2019 was a pretty good year. I picked up quite a few new tools, but not so quickly or so often that I didn’t get comfortable with the ones I cared about. Below is a fairly comprehensive list of the tech I use regularly. I hope to make State of the Tools an annual tradition, if for no other reason than to give my future self a record to look back on in future years.

This first post is just hardware. I’ll publish another (longer) post on software in the near future.

  • iPhone Xs Max – The obvious first item in this list. Screen time tells me I use it about 2 hours a day on average, a number which (I often say to my Walden-Ponding friends, winkingly) should really be higher. I love the big screen, and for a long time my only complaint was the difficulty of typing with one hand – an issue largely obviated by the introduction of swipe-typing in iOS 13. As I understand it, the biggeset improvements in last year’s iPhone (the 11) came in battery life and the camera; my battery remains very good – probably related to how much more battery space can fit in a Max phone – and frankly I can no longer see differences (or care about them) in camera quality at this point in phone camera technology.

  • 16” MacBook Pro, late 2016 – I bought the touchbar MacBook Pro just a month or two after its release. I’ve experienced most of the common annoyances: the touchbar is basically useless, made worse by the loss of a physical escape key; the keyboard feels not so much bad as just weird, which makes it very hard to switch between the laptop and normal external keyboards (which I use often); the lack of USB-A and HDMI ports is regularly frustrating and has probably resulted in me spending $100 in dongles. So it has some problems. But despite all that, this machine has been a workhorse and endured a huge amount of abuse – it comes with me everywhere, gets bounced around in my backpack, and serves as a testing-ground for all kinds of software tools I want to try out. It’s not noticeably worse in any way than the day I bought it, which was over 3 years ago. The introduction of Sidecar, the tool for using an iPad as an external display, has made me like my Mac all the more. I’ll probably upgrade the at the next major Mac update, but more out of curiousity than necessity.

  • iPad Pro, early 2018 – I have the last iPad Pro without USB-C, meaning it still has bezels and Touch ID. It’s much less integral to my life than my iPhone or Mac, but I’ve still loved having it.
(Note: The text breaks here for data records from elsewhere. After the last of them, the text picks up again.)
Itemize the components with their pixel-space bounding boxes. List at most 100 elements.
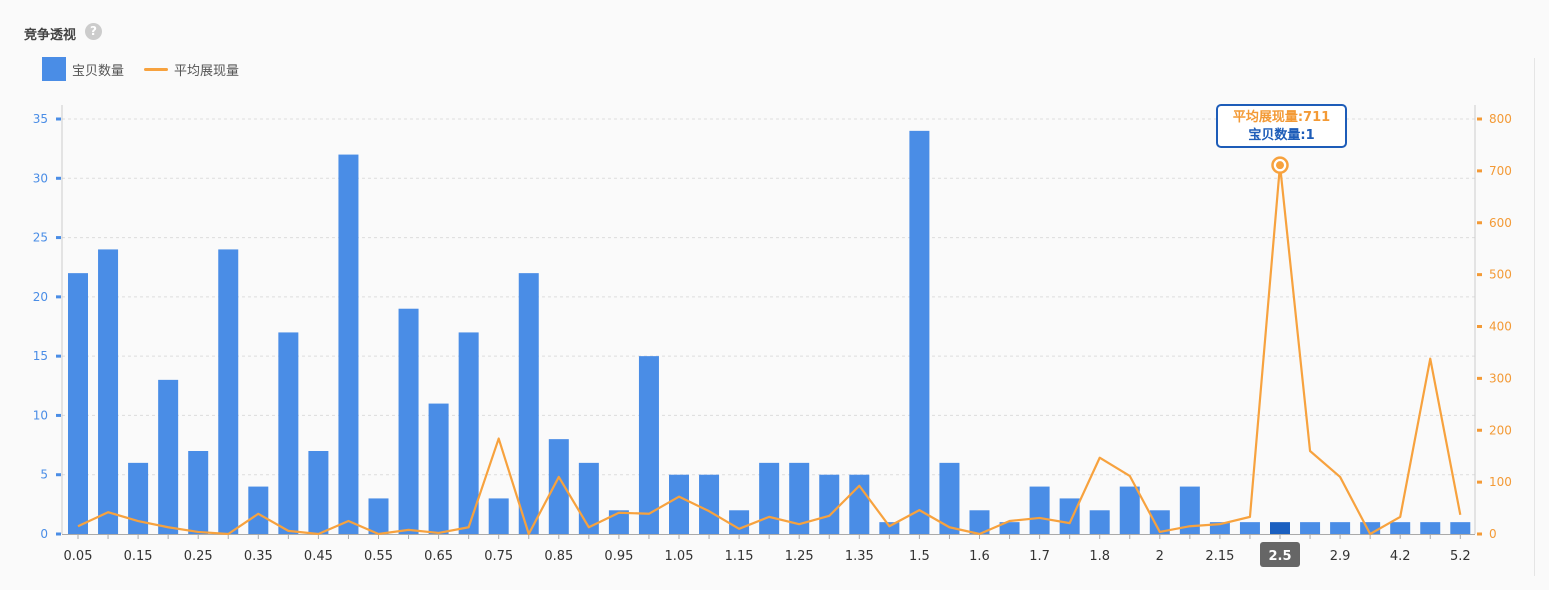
highlight-point bbox=[1276, 161, 1284, 170]
bar bbox=[1270, 522, 1290, 534]
bar bbox=[548, 439, 569, 534]
bar bbox=[1089, 510, 1110, 534]
bar bbox=[699, 474, 720, 534]
divider bbox=[1534, 58, 1535, 576]
bar bbox=[1390, 522, 1411, 534]
bar bbox=[1029, 486, 1050, 534]
x-tick-label: 1.05 bbox=[665, 549, 694, 564]
right-tick bbox=[1477, 325, 1482, 328]
bar bbox=[68, 273, 88, 534]
right-tick-label: 300 bbox=[1489, 371, 1512, 385]
x-tick-label: 0.25 bbox=[184, 549, 213, 564]
left-tick-label: 10 bbox=[33, 408, 48, 422]
right-tick-label: 0 bbox=[1489, 527, 1497, 541]
right-tick-label: 600 bbox=[1489, 216, 1512, 230]
tooltip: 平均展现量:711 宝贝数量:1 bbox=[1216, 104, 1347, 148]
bar bbox=[819, 474, 840, 534]
bar bbox=[158, 379, 179, 534]
left-tick bbox=[56, 176, 61, 180]
bar bbox=[188, 451, 209, 534]
bar bbox=[128, 462, 149, 534]
right-tick bbox=[1477, 532, 1482, 536]
bar bbox=[428, 403, 449, 534]
left-tick-label: 5 bbox=[40, 468, 48, 482]
bar bbox=[1179, 486, 1200, 534]
left-tick bbox=[56, 413, 61, 417]
bar bbox=[969, 510, 990, 534]
right-tick-label: 500 bbox=[1489, 268, 1512, 282]
right-tick bbox=[1477, 480, 1482, 484]
panel-title: 竞争透视 bbox=[24, 28, 77, 43]
x-tick-label: 0.65 bbox=[424, 549, 453, 564]
x-tick-label: 4.2 bbox=[1390, 549, 1411, 564]
left-tick bbox=[56, 295, 61, 299]
right-tick-label: 800 bbox=[1489, 112, 1512, 126]
bar bbox=[578, 462, 599, 534]
x-tick-label: 0.75 bbox=[484, 549, 513, 564]
left-tick bbox=[56, 532, 61, 536]
bar bbox=[218, 249, 239, 534]
legend-line-swatch[interactable] bbox=[144, 67, 169, 71]
left-tick bbox=[56, 236, 61, 240]
left-tick-label: 0 bbox=[40, 527, 48, 541]
x-tick-label: 1.6 bbox=[969, 549, 990, 564]
bar bbox=[729, 510, 750, 534]
x-tick-label: 1.5 bbox=[909, 549, 930, 564]
left-tick bbox=[56, 117, 61, 121]
right-tick bbox=[1477, 428, 1482, 432]
legend: 宝贝数量 平均展现量 bbox=[42, 57, 239, 81]
left-tick bbox=[56, 473, 61, 477]
x-tick-label: 0.35 bbox=[244, 549, 273, 564]
bar bbox=[1330, 522, 1351, 534]
left-tick-label: 35 bbox=[33, 112, 48, 126]
bar bbox=[1209, 522, 1230, 534]
bar bbox=[398, 308, 419, 534]
right-tick-label: 700 bbox=[1489, 164, 1512, 178]
line-series bbox=[77, 164, 1462, 536]
bar bbox=[789, 462, 810, 534]
x-tick-label: 1.15 bbox=[725, 549, 754, 564]
x-tick-label: 0.05 bbox=[64, 549, 93, 564]
bar bbox=[98, 249, 119, 534]
x-tick-label: 2.9 bbox=[1330, 549, 1351, 564]
bar bbox=[1300, 522, 1321, 534]
left-tick-label: 30 bbox=[33, 171, 48, 185]
bar bbox=[669, 474, 689, 534]
bar bbox=[1360, 522, 1381, 534]
x-tick-label: 1.8 bbox=[1089, 549, 1110, 564]
bar bbox=[879, 522, 900, 534]
x-tick-label: 2.15 bbox=[1205, 549, 1234, 564]
tooltip-line-value: 平均展现量:711 bbox=[1232, 110, 1331, 125]
tooltip-bar-value: 宝贝数量:1 bbox=[1248, 128, 1315, 143]
right-tick bbox=[1477, 117, 1482, 121]
bar bbox=[999, 522, 1020, 534]
left-tick-label: 20 bbox=[33, 290, 48, 304]
bar bbox=[939, 462, 960, 534]
x-tick-label: 0.45 bbox=[304, 549, 333, 564]
x-tick-label: 0.85 bbox=[544, 549, 573, 564]
bar bbox=[1450, 522, 1471, 534]
legend-bar-swatch[interactable] bbox=[42, 57, 66, 81]
x-tick-label: 2.5 bbox=[1268, 549, 1291, 564]
left-tick bbox=[56, 354, 61, 358]
x-tick-label: 1.25 bbox=[785, 549, 814, 564]
right-tick bbox=[1477, 376, 1482, 380]
bar bbox=[308, 451, 329, 534]
x-tick-label: 2 bbox=[1156, 549, 1164, 564]
legend-line-label[interactable]: 平均展现量 bbox=[174, 63, 240, 79]
x-tick-label: 1.7 bbox=[1029, 549, 1050, 564]
bar bbox=[1149, 510, 1170, 534]
left-tick-label: 25 bbox=[33, 231, 48, 245]
right-tick bbox=[1477, 221, 1482, 225]
bar bbox=[849, 474, 870, 534]
question-circle-icon[interactable]: ? bbox=[85, 23, 102, 40]
x-tick-label: 0.15 bbox=[124, 549, 153, 564]
x-tick-label: 0.55 bbox=[364, 549, 393, 564]
x-tick-label: 5.2 bbox=[1450, 549, 1471, 564]
right-tick bbox=[1477, 273, 1482, 277]
bar bbox=[278, 332, 299, 534]
left-tick-label: 15 bbox=[33, 349, 48, 363]
legend-bar-label[interactable]: 宝贝数量 bbox=[72, 63, 125, 79]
I use it mainly for reading and videos, and it seems like the consensus is that those are what iPads are good for. But, as mentioned above, Sidecar has led to me taking my iPad everywhere over the last few months. I’m dying to upgrade to a new iPad Pro, for the larger screen, Face ID, and better Apple Pencil, but am waiting for Apple’s rumored Spring event and the likely iPad Pro update with it.
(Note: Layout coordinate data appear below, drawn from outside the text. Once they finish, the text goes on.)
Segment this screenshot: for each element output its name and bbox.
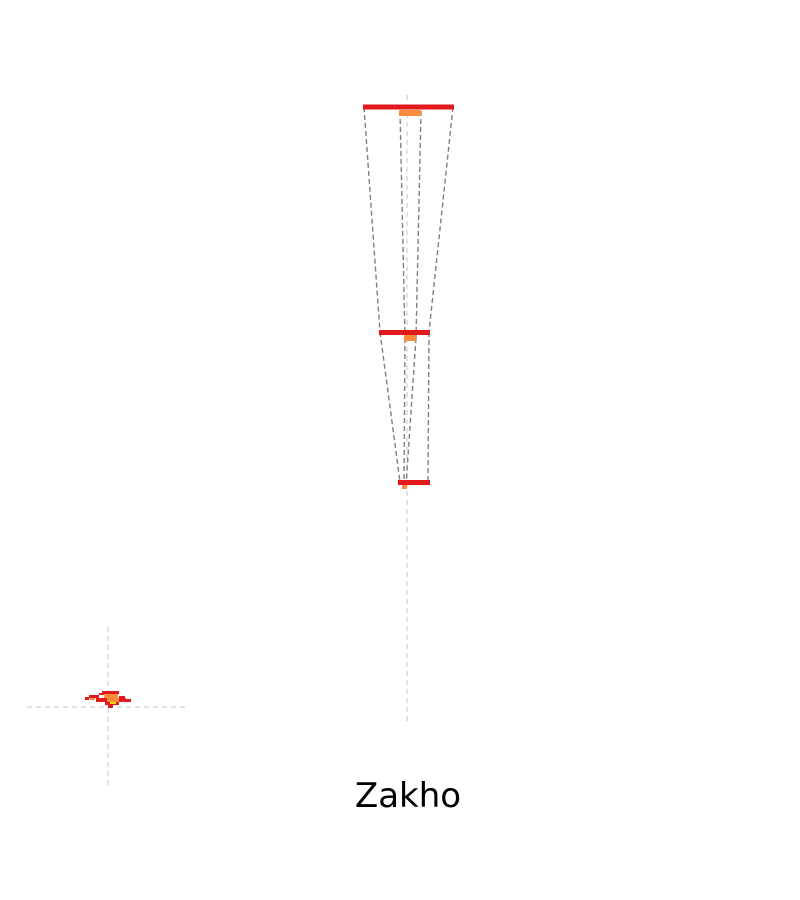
slice-bar-top [363, 104, 454, 110]
map-footprint-icon [85, 691, 131, 708]
slice-bar-middle [379, 330, 430, 335]
slice-accent-middle [404, 335, 416, 341]
place-name-label: Zakho [354, 776, 462, 816]
connector-outer-right-mid [427, 331, 430, 483]
connector-outer-left-top [363, 106, 381, 333]
connector-outer-left-mid [379, 331, 401, 483]
connector-inner-right-top [415, 110, 422, 339]
slice-bar-bottom [398, 480, 430, 485]
connector-inner-right-mid [405, 337, 417, 487]
slice-connectors [363, 106, 454, 487]
connector-outer-right-top [428, 106, 454, 333]
connector-inner-left-mid [403, 337, 406, 487]
slice-accent-top [399, 110, 421, 116]
connector-inner-left-top [399, 110, 406, 339]
slice-accent-bottom [402, 485, 407, 489]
  • Desktop Ubuntu Workstation, with Windows Dualbooted – Back in early 2018, I embarked on the somewhat scary challenge of building a desktop PC. It was fun and I learned a lot – but honestly this computer is much more of a toy than a necessity. I like using Ubuntu occasionally to force myself not to get too dependent on MacOS, as it still has a Unix-like command line and filesystem hierarchy. I use Windows mainly for the occasional video gaming, but as a teacher it’s nice to be able to test out certain workflows on the same operating system that most students have, so I have spent many hours trying to get Python and adjacent tools working properly on Windows. Needless to say, this has not endeared that OS to me.

  • AirPods Pro – Ridiculously good. Really. I was a diehard fan of the original Airpods, which achieved an impossible level of unnoticeability – at least once a day, I’d put my hands to my ears to determine whether I was wearing them. Unfortunately the Pros aren’t quite so perfect in this regard, but they’ve improved in every other aspect. The sound quality is great, the noise cancelling almost unbelievable for the form factor, and the comfort still excellent. These have become nearly as indispensable as my phone.

  • Lots of Raspberry Pis – Where would I be without Raspberry Pis? I have one original Pi, four Pi 3s, one Pi 4, two Pi Zeros, and a tinkerboard. Mostly the Pis are great for temporary projects: set it up, try to build something, and wipe and repeat when things go wrong. They’ve been great for learning about networking, web apps, and administering Linux. One Pi 3 is running RetroPie, a very cool retro video game emulator that was very straightforward to set up, and another is running Autodoist, a daemon Python program I set up to automatically manage some aspects of my to-do list.